Florida Record

Monday, December 16, 2019

Panama City attorney suspended for failing to comply with terms of previous order

By Olivia Olsen | Jul 1, 2017

General court 07

TALLAHASSEE — Panama City attorney John Leslie Gioiello has been suspended from practicing law. 

The order from the Florida Supreme Court was issued after it was discovered the attorney had not complied with the terms set by a previous disciplinary order.

The attorney failed to obtain a quit claim deed from a former client, according to the Report of Minor Misconduct. The client received a $17,500 loan in which a property deeded to the client and another party secured the funds. The client allegedly failed to honor the promissory note, and the remaining party offered to pay the loan with the stipulation that the client would be unable claim the property. Gioiello agreed to have the lien on the property removed and to obtain the quit claim from the client, who was incarcerated at the time, according to court records. Gioiello was unable to get the client’s signature, alleging that when he went to have the client sign papers, he was informed his client had been released from prison early and was not able to not locate him.

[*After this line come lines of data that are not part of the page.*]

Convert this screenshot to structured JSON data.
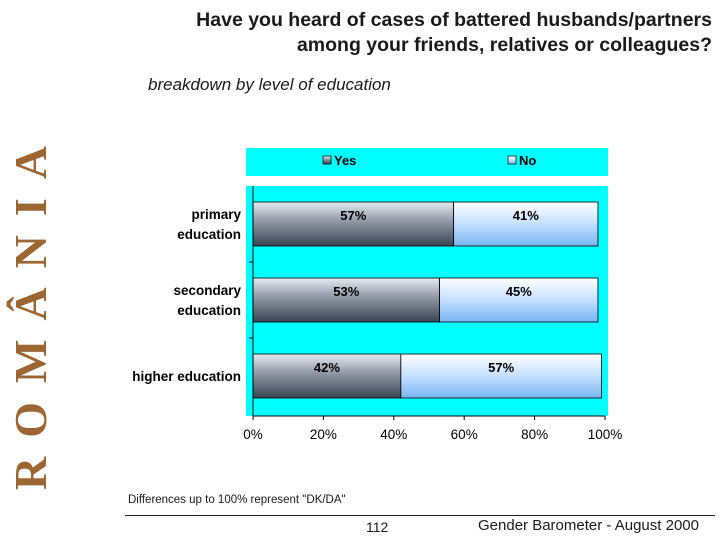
{
  "banner": {
    "text": "ROMÂNIA"
  },
  "title": {
    "line1": "Have you heard of cases of battered husbands/partners",
    "line2": "among your friends, relatives or colleagues?"
  },
  "subtitle": "breakdown by level of education",
  "note": "Differences up to 100% represent \"DK/DA\"",
  "footer": {
    "page": "112",
    "source": "Gender Barometer - August 2000"
  },
  "colors": {
    "background": "#00ffff",
    "yes": "#8a8f99",
    "no": "#9dc9f7"
  },
  "chart_data": {
    "type": "bar",
    "orientation": "horizontal",
    "stacked": true,
    "categories": [
      [
        "primary",
        "education"
      ],
      [
        "secondary",
        "education"
      ],
      [
        "higher education"
      ]
    ],
    "series": [
      {
        "name": "Yes",
        "values": [
          57,
          53,
          42
        ]
      },
      {
        "name": "No",
        "values": [
          41,
          45,
          57
        ]
      }
    ],
    "value_labels": [
      [
        "57%",
        "53%",
        "42%"
      ],
      [
        "41%",
        "45%",
        "57%"
      ]
    ],
    "x_ticks": [
      "0%",
      "20%",
      "40%",
      "60%",
      "80%",
      "100%"
    ],
    "xlim": [
      0,
      100
    ],
    "legend_position": "top",
    "grid": false
  }
}
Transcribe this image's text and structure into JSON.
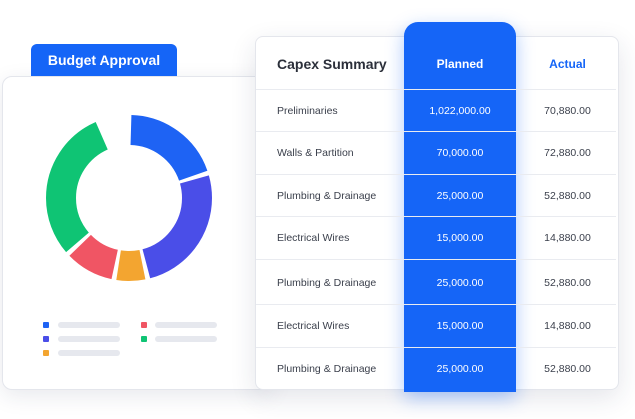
{
  "budget": {
    "tab_label": "Budget Approval",
    "chart_colors": [
      "#1e63f4",
      "#4a4ee8",
      "#f3a530",
      "#f05564",
      "#0fc474"
    ]
  },
  "summary": {
    "title": "Capex Summary",
    "columns": {
      "planned": "Planned",
      "actual": "Actual"
    },
    "rows": [
      {
        "item": "Preliminaries",
        "planned": "1,022,000.00",
        "actual": "70,880.00"
      },
      {
        "item": "Walls & Partition",
        "planned": "70,000.00",
        "actual": "72,880.00"
      },
      {
        "item": "Plumbing & Drainage",
        "planned": "25,000.00",
        "actual": "52,880.00"
      },
      {
        "item": "Electrical Wires",
        "planned": "15,000.00",
        "actual": "14,880.00"
      },
      {
        "item": "Plumbing & Drainage",
        "planned": "25,000.00",
        "actual": "52,880.00"
      },
      {
        "item": "Electrical Wires",
        "planned": "15,000.00",
        "actual": "14,880.00"
      },
      {
        "item": "Plumbing & Drainage",
        "planned": "25,000.00",
        "actual": "52,880.00"
      }
    ]
  }
}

Gioiello took responsibility for the matter and received an admonishment in February 2016. According to the Petition for Contempt and Order to Show Cause released with the suspension, as part of the admonishment, Gioiello was ordered to contact the Florida Lawyer’s Assistance Inc. (FLA Inc.) within 10 days of accepting the report of minor misconduct. Additionally, the attorney was required to provide proof of the FLA Inc. meeting to the Florida Bar within 60 days. Gioiello allegedly failed to do this, and the Supreme Court ordered his suspension 30 days from the issuance of the order and until he can comply with the terms of the original order. 

The Bay County attorney has been a member of the Florida Bar since 1985. He is a graduate of the Samford University Cumberland School of Law and has only incurred one order of discipline prior to the admonishment, a public reprimand from 2011 for issues involving the safe keeping of client property, according to the Florida Bar.